Seorang wanita mengenakan gamis dan jilbab, mungkin seumuran Ibuku menatap aku dan Andra bergantian.

“Bu,” sapa Andra lalu mencium tangan wanita itu.

Aku pun melakukan hal yang sama setelah Andra.

“Bapak ada bu?”

“Ada, masuklah!”

Sebenarnya siapa wanita itu dan Bapak yang dimaksud Andra. Pria ini benar-benar aneh, aku minta diajak menemui ustad atau kyai malah diberi teka-teki.
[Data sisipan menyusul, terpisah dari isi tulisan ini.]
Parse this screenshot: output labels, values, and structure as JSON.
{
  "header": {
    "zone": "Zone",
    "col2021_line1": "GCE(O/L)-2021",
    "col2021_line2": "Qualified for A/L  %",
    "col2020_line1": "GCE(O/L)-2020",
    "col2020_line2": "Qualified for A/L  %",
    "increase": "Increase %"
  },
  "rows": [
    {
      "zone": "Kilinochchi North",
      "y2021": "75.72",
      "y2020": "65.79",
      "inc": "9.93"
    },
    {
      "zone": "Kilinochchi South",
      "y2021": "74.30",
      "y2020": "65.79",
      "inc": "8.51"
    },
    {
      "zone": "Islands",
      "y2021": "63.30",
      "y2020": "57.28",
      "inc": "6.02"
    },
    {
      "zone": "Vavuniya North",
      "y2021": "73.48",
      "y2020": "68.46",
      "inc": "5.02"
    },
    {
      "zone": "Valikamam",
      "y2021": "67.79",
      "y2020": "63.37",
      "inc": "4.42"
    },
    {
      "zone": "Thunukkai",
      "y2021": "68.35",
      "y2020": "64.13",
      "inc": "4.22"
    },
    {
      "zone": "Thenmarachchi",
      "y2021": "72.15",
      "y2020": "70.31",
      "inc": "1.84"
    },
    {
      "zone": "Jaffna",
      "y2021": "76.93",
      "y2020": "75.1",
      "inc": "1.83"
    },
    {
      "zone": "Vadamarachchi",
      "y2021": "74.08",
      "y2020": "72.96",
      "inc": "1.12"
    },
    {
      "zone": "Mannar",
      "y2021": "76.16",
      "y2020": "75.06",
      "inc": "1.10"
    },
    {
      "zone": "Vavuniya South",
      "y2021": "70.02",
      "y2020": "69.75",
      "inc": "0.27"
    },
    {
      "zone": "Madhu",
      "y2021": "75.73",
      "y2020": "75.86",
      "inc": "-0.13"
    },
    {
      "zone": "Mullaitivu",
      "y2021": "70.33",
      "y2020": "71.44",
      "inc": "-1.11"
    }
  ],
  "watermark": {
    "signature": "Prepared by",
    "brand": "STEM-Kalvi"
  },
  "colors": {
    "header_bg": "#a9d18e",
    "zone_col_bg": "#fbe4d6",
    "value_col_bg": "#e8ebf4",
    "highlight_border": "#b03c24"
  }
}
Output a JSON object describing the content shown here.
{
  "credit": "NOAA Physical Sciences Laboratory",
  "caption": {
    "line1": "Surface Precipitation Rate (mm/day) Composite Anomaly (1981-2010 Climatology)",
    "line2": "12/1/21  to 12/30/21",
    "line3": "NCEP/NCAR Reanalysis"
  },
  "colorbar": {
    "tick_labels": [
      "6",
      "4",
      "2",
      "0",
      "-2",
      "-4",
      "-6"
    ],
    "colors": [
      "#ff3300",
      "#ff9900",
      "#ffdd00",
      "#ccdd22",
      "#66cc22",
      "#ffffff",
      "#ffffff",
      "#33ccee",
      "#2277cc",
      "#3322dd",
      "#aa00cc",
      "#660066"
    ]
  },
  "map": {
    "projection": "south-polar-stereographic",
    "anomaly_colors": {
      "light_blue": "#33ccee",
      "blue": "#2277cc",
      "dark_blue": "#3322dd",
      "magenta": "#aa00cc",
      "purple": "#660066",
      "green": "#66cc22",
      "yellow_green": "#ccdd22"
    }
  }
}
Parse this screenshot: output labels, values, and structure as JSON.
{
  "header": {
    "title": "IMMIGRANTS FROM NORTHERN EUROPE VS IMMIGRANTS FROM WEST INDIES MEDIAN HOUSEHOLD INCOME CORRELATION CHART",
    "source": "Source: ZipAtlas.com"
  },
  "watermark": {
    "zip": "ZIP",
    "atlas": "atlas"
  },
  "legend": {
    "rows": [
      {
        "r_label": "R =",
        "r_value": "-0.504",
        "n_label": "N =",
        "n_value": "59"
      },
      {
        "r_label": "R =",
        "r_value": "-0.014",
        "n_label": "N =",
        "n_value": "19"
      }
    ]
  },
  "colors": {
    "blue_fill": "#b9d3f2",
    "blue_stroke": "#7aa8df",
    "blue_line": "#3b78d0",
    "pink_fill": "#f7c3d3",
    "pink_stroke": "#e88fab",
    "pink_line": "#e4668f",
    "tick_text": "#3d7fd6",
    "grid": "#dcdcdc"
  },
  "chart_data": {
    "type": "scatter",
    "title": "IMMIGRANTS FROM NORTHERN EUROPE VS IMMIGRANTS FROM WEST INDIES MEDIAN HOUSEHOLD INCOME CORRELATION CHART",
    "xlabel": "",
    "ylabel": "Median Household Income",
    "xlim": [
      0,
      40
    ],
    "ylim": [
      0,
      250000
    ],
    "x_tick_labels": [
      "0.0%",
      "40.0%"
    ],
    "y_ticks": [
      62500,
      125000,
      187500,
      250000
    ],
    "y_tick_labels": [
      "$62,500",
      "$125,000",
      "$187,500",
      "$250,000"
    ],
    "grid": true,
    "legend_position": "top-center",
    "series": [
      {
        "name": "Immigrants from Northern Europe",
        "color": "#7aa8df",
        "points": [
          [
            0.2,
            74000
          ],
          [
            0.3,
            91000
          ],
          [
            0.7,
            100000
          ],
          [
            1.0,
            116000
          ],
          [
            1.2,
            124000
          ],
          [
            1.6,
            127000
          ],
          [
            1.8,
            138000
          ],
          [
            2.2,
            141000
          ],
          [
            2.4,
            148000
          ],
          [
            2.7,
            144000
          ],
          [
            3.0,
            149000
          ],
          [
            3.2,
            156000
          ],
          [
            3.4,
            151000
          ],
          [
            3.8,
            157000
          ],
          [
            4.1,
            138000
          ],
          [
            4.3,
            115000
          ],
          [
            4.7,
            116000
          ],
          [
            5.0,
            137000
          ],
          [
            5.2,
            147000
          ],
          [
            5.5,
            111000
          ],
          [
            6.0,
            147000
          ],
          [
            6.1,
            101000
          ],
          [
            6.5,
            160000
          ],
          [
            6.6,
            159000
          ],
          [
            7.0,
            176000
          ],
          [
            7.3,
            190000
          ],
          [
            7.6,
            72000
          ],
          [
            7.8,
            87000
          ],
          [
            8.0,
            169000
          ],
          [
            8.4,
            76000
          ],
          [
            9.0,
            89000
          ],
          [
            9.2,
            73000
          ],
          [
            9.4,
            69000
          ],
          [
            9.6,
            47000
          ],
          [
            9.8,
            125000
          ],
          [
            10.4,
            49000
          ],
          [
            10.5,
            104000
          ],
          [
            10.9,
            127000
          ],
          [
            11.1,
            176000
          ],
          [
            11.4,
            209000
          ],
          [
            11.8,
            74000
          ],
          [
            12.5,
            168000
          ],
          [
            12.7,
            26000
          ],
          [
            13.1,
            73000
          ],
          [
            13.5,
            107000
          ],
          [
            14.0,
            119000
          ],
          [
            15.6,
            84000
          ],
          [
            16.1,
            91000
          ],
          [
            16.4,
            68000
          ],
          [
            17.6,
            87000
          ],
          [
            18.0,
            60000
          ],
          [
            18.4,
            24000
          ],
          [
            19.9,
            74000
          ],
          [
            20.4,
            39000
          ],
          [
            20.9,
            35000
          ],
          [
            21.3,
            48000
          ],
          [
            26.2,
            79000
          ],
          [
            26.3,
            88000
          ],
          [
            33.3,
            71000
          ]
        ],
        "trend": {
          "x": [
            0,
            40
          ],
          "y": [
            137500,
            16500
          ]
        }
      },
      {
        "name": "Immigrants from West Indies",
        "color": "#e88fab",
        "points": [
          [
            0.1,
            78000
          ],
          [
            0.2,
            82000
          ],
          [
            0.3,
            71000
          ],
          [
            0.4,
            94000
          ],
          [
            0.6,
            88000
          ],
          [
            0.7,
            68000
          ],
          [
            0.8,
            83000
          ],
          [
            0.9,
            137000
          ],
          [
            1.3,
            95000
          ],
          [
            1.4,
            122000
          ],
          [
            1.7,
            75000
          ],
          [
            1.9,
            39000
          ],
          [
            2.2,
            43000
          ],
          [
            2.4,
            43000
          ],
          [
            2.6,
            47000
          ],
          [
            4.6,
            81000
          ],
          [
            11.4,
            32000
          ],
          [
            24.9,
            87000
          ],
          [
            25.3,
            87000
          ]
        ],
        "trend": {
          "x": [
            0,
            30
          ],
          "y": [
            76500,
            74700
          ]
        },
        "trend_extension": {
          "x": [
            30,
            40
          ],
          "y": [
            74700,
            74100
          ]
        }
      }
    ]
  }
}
“Ndra, ini rumah siapa?” tanyaku sambil berbisik.

“Nanti juga tahu.” Aku melirik sinis dan mencebik mendengar jawaban Andra.

Tidak lama keluarlah seorang pria paruh baya dan Ibu tadi. Andra mencium tangan pria itu, aku pun melakukan hal yang sama.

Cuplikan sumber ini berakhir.